Months later, I felt the pain returning. I knew it was going to encompass me, and I didn't really know how to avoid it. I wasn't expecting it to show up like it did. I knew that I could overcome it- I had faith and hope in my future. But I also knew that I couldn't kill it for good alone, and I worried that I wouldn't be able to pull others into my army.
Wednesday, August 16, 2006 24 years old
Pain
It lurks in through the pores
through the eyes, through words.
Hiding in the shadows inside
It creeps beneath the muscles
and winds around the heart
Not striking, but waiting.
Patient for the perfect moment.
Dormant for weeks, months...
Perfectly hidden by laughter
Covered in layers of smiles
Just waiting to show itself.
Counting the moments before it comes out of the darkness
Before pouncing on the stomach with the weight of twenty anvils
and puncturing the heart with razor fangs.
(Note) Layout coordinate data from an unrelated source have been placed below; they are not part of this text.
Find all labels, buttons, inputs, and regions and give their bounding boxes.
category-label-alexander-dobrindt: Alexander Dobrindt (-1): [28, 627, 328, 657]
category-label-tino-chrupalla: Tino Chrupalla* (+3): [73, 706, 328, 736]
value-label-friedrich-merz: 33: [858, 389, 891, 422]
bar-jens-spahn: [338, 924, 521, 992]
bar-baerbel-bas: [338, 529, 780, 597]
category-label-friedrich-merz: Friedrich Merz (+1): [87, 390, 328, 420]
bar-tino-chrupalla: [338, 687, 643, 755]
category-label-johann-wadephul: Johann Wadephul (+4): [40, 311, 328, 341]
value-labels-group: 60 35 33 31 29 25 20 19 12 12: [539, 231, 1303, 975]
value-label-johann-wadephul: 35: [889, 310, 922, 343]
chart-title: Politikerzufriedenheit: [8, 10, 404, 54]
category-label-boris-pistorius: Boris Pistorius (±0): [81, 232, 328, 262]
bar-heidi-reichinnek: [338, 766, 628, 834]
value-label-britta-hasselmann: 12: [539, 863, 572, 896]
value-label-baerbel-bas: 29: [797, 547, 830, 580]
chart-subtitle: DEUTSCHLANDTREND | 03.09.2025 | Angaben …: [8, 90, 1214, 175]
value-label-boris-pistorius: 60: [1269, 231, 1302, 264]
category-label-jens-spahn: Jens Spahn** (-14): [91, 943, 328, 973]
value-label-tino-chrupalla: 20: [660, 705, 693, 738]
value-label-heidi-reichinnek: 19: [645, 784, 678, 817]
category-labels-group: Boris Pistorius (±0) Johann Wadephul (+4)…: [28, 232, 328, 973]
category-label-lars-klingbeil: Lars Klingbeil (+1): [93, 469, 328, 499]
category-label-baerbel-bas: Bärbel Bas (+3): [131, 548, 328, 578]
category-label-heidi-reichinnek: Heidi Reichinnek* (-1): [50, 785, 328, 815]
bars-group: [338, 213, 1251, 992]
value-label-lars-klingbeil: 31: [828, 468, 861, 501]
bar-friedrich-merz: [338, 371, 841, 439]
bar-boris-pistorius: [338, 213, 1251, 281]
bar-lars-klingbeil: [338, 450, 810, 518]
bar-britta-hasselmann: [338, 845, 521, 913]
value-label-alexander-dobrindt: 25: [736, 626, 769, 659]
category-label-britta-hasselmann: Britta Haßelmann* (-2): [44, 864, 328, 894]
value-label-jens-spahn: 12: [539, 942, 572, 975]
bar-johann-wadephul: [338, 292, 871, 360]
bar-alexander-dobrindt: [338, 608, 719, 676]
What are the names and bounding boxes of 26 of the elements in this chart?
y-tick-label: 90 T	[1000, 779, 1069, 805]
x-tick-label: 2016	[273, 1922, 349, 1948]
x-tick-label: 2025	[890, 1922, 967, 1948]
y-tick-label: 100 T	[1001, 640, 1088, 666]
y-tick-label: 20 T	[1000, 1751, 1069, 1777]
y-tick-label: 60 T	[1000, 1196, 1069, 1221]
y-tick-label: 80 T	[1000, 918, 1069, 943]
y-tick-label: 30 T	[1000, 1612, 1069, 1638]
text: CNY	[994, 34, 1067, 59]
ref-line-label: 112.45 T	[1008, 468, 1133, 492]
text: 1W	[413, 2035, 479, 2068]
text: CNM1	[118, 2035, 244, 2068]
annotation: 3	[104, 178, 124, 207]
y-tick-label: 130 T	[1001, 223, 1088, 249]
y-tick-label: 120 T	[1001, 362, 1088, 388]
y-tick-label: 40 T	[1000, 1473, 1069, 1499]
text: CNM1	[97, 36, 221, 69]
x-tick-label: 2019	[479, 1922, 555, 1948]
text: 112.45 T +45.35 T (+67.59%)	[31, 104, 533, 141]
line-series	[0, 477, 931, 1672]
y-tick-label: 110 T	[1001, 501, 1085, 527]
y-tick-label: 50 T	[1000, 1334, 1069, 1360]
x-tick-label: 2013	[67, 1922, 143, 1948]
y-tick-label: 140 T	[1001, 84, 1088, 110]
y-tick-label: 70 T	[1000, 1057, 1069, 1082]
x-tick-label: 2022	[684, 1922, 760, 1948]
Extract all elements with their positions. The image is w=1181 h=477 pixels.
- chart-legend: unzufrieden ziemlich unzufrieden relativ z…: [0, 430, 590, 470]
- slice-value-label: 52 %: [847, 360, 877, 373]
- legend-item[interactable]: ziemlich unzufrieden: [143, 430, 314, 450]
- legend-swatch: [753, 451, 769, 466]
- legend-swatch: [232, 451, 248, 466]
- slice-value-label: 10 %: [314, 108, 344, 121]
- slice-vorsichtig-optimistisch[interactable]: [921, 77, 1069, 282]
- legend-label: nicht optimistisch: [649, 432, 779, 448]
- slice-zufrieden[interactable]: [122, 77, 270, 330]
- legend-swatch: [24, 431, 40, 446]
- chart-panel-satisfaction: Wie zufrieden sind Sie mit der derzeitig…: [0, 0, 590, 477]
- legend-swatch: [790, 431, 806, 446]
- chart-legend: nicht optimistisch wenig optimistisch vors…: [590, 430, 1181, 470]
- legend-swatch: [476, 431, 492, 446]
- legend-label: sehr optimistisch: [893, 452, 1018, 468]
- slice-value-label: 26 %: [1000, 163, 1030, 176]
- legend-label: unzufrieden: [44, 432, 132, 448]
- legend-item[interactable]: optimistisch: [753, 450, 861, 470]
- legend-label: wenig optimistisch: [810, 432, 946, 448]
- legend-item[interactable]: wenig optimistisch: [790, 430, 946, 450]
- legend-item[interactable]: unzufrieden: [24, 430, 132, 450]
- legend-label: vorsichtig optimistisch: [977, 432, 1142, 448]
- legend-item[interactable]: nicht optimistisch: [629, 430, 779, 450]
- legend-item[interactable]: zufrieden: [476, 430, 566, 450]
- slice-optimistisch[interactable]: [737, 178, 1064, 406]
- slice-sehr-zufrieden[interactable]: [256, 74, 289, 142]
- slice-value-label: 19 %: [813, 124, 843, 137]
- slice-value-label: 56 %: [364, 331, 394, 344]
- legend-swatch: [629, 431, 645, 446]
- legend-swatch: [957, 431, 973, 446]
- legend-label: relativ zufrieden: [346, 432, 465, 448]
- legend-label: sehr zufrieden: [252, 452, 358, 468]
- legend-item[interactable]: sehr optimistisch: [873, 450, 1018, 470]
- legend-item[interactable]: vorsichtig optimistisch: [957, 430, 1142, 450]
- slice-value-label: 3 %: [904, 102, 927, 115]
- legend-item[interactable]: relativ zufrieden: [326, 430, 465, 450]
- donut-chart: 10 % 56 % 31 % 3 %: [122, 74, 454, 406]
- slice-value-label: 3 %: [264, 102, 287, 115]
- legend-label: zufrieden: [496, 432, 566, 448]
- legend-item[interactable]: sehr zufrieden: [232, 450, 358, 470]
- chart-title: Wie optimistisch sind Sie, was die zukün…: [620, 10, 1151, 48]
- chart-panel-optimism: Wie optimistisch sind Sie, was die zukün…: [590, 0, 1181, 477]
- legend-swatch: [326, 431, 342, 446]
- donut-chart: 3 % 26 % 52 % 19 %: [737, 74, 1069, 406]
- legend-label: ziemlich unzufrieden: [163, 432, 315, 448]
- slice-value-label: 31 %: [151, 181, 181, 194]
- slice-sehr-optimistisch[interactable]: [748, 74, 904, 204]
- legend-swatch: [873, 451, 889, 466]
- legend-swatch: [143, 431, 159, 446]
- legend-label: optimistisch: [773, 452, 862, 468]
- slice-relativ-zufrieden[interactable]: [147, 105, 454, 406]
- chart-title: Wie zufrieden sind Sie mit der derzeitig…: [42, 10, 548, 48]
Surprise is pains greatest ally.
So it waits.
You cannot hunt it down
It will only evade the capture,
and grow as you feed it with deception.
You cannot avoid it.
It grows faster with lies
and it will overtake if never faced.
When it strikes, you must attack.
Swords drawn,
Flags flying,
Full army-
attack.
Or you will lose. And it will win.
Damage will be done,
but what is rebuilt will be a dream none thought possible.
I do not fear the inevitable attack.
I too wait, ready.
I will attack.
Head on.
Full force.
In the end, my banner will fly.
My only fear is that I will fight alone.
And I will have won a battle, not the war.